2 Ausstellungsprojekte im Museum Burg Linn vom 8. Oktober 2017 – 4. März 2018
DIE LETZTE REISE – Jenseitsvorstellungen im Wandel
Paradies, Hölle, Wiedergeburt, das „Nichts“, was kommt nach dem Tod? Auf welche Reise begibt sich der Mensch, wenn er gestorben ist? Auf die Fragen, die seit Menschengedenken vielfach gestellt wurden und werden, fanden die Menschen in den vergangenen Jahrtausenden die unterschiedlichsten Antworten. Dabei ist die Vorstellung von einem Leben nach dem Tod weitverbreitet. Davon zeugen bereits die antiken Sagen oder das ägyptische Totenbuch. Griechen und Römer, Juden und Christen haben jeweils ihre eigenen Vorstellungen vom Jenseits entwickelt.
Die zahllosen Gräber und Hinterlassenschaften von Bestattungen, die auch im Museum Burg Linn gezeigt werden, zeugen von den in den Zeitläuften sich ändernden Jenseitsvorstellungen der Menschen bis in unsere Tage.
Die einzelnen Stationen:
1. Eisenzeitliches Hügelgrab im archäologischen Museum
2. Glaube, Kult, Jenseits in der Welt der Römer im archäologischen Museum
3. Römische Gräber / Grabsitten /
das römisch-fränkische Gräberfeld in Krefeld-Gellep im archäologischen Museum
4. Fränkische Fürstengräber; die Franken im Jenseits
Das Fürstengrab des Arpvar im archäologischen Museum
Der christliche Glaube an das Jenseits in der Zeit Ottos von Linn (um 1200)
In der Burg
Margaretenplatz
Ehrenhalle
8. Humanismus, Naturwissenschaften, Aufklärung
Neuzeitliche Jenseitsvorstellungen
Grabsteine am Jagdschloss
9. Neuzeitliche Jenseitsvorstellungen
Alter Linner Friedhof vor dem Bunker
10. Jüdische Jenseitsvorstellungen
Der jüdische Friedhof in Linn, Kreuzweg
SIEBEN SÄRGE – Es gibt einen Tod nach dem Leben
Ein Projekt des Künstlers Gerhard Rossmann
Die letzte Behausung des Menschen ist ein kleiner Raum.

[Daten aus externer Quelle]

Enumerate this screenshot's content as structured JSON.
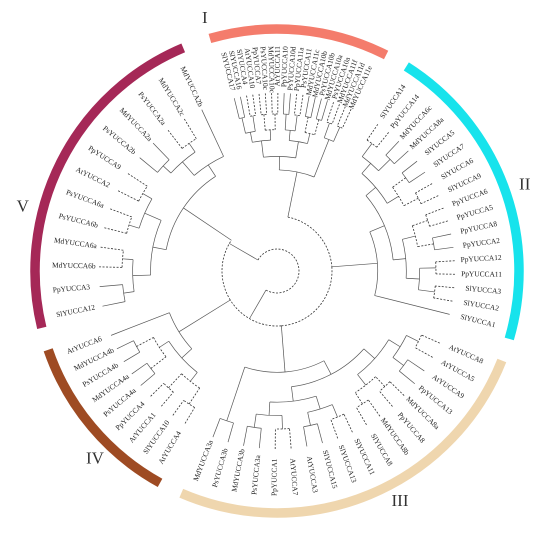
{
  "groups": [
    {
      "numeral": "I",
      "color": "#f47c6c",
      "start": -106.1,
      "end": -63.2,
      "label_angle": -106,
      "leaves": [
        "SlYUCCA17",
        "SlYUCCA16",
        "SlYUCCA4",
        "AtYUCCA10",
        "PpYUCCA7",
        "PsYUCCA10c",
        "MdYUCCA10c",
        "AtYUCCA11",
        "PpYUCCA10",
        "PsYUCCA10d",
        "PpYUCCA11a",
        "PsYUCCA11",
        "MdYUCCA11c",
        "MdYUCCA10b",
        "PsYUCCA10b",
        "MdYUCCA10a",
        "PsYUCCA10a",
        "MdYUCCA11f",
        "MdYUCCA11d",
        "MdYUCCA11e"
      ]
    },
    {
      "numeral": "II",
      "color": "#17e3ec",
      "start": -57.7,
      "end": 16.3,
      "label_angle": -19,
      "leaves": [
        "SlYUCCA14",
        "PpYUCCA14",
        "MdYUCCA6c",
        "MdYUCCA8a",
        "SlYUCCA5",
        "SlYUCCA7",
        "SlYUCCA6",
        "SlYUCCA9",
        "PpYUCCA6",
        "PpYUCCA5",
        "PpYUCCA8",
        "PpYUCCA2",
        "PpYUCCA12",
        "PpYUCCA11",
        "SlYUCCA3",
        "SlYUCCA2",
        "SlYUCCA1"
      ]
    },
    {
      "numeral": "III",
      "color": "#efd6ae",
      "start": 21.7,
      "end": 113.3,
      "label_angle": 62,
      "leaves": [
        "AtYUCCA8",
        "AtYUCCA5",
        "AtYUCCA9",
        "PpYUCCA13",
        "MdYUCCA8a",
        "PpYUCCA8",
        "MdYUCCA8b",
        "SlYUCCA8",
        "SlYUCCA11",
        "SlYUCCA13",
        "SlYUCCA15",
        "AtYUCCA3",
        "AtYUCCA7",
        "PpYUCCA1",
        "PsYUCCA3a",
        "MdYUCCA3b",
        "PsYUCCA3b",
        "MdYUCCA3a"
      ]
    },
    {
      "numeral": "IV",
      "color": "#9e4b23",
      "start": 118.9,
      "end": 161.0,
      "label_angle": 134,
      "leaves": [
        "AtYUCCA4",
        "SlYUCCA10",
        "AtYUCCA1",
        "PpYUCCA4",
        "PsYUCCA4a",
        "MdYUCCA4a",
        "PsYUCCA4b",
        "MdYUCCA4b",
        "AtYUCCA6"
      ]
    },
    {
      "numeral": "V",
      "color": "#a52857",
      "start": 166.4,
      "end": 247.2,
      "label_angle": 194,
      "leaves": [
        "SlYUCCA12",
        "PpYUCCA3",
        "MdYUCCA6b",
        "MdYUCCA6a",
        "PsYUCCA6b",
        "PsYUCCA6a",
        "AtYUCCA2",
        "PpYUCCA9",
        "PsYUCCA2b",
        "MdYUCCA2a",
        "PsYUCCA2a",
        "MdYUCCA2c",
        "MdYUCCA2b"
      ]
    }
  ],
  "colors": {
    "branch": "#555555",
    "label": "#222222",
    "numeral": "#333333"
  }
}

Ein Zimmer aus Kiefer-, Fichten-, Eichenbrettern. Ruhestätte. Keine Tür, kein Fenster. Ein Raum zum Verwesen, zur Auflösung. Zur Erlösung. Tod, tot. Draußen: Trauer, Anteilnahme, Aufbahrung, Beerdigung. Nachruf, Würdigung. Nachkommen, ein Erbe hinterlassen. Das Leben geht weiter, der Tod auch.

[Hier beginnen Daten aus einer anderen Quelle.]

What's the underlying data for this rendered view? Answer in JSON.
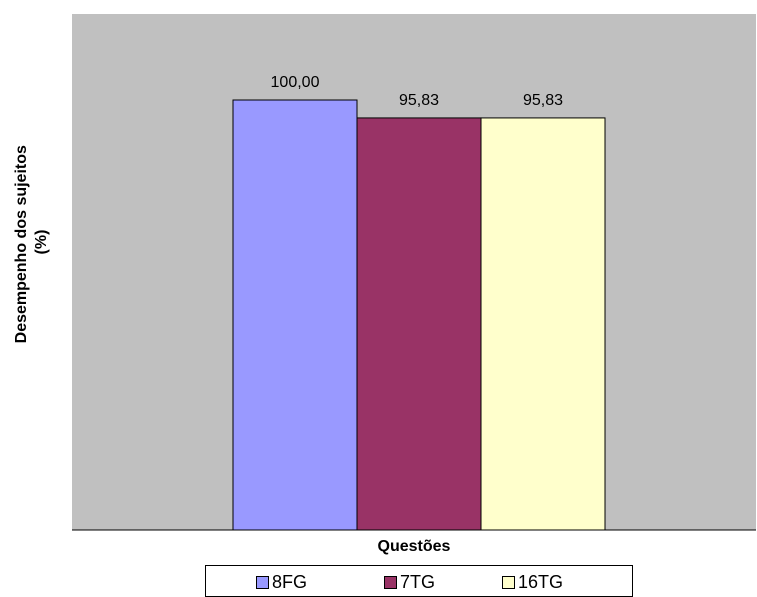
{
  "chart_data": {
    "type": "bar",
    "categories": [
      ""
    ],
    "series": [
      {
        "name": "8FG",
        "values": [
          100.0
        ],
        "label": "100,00",
        "color": "#9999ff"
      },
      {
        "name": "7TG",
        "values": [
          95.83
        ],
        "label": "95,83",
        "color": "#993366"
      },
      {
        "name": "16TG",
        "values": [
          95.83
        ],
        "label": "95,83",
        "color": "#ffffcc"
      }
    ],
    "xlabel": "Questões",
    "ylabel_lines": [
      "Desempenho dos sujeitos",
      "(%)"
    ],
    "ylim": [
      0,
      120
    ],
    "grid": false,
    "plot_background": "#c0c0c0",
    "legend_position": "bottom"
  }
}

Sieben Särge ohne Leichen, aber mit Inhalten. Särge mit Landschaften, Ortschaften und Objekten, Modellen vom Maßstab 1:160 über 1:25 bis zu Nachbildungen und Originalen 1:1. Särge als Stellungnahme: Das Verhältnis zum Sterben, zum Tod, zum Glauben, zum Leben. Politik und Gesellschaft. Macht und Machtlosigkeit. Vorstellungen vom Jenseits. Das Primat des Diesseits. Sieben: sieben Weltwunder, sieben Tage, sieben Tugenden, sieben Laster, sieben Sakramente, sieben Gaben des Heiligen Geistes, sieben Werke der Barmherzigkeit, die sieben Schmerzen und sieben Freuden Mariens, das Siebeneck als häufige Grabkapellenform, der siebente Himmel der Muslime, das siebenmalige Umschreiten der Kaaba in Mekka.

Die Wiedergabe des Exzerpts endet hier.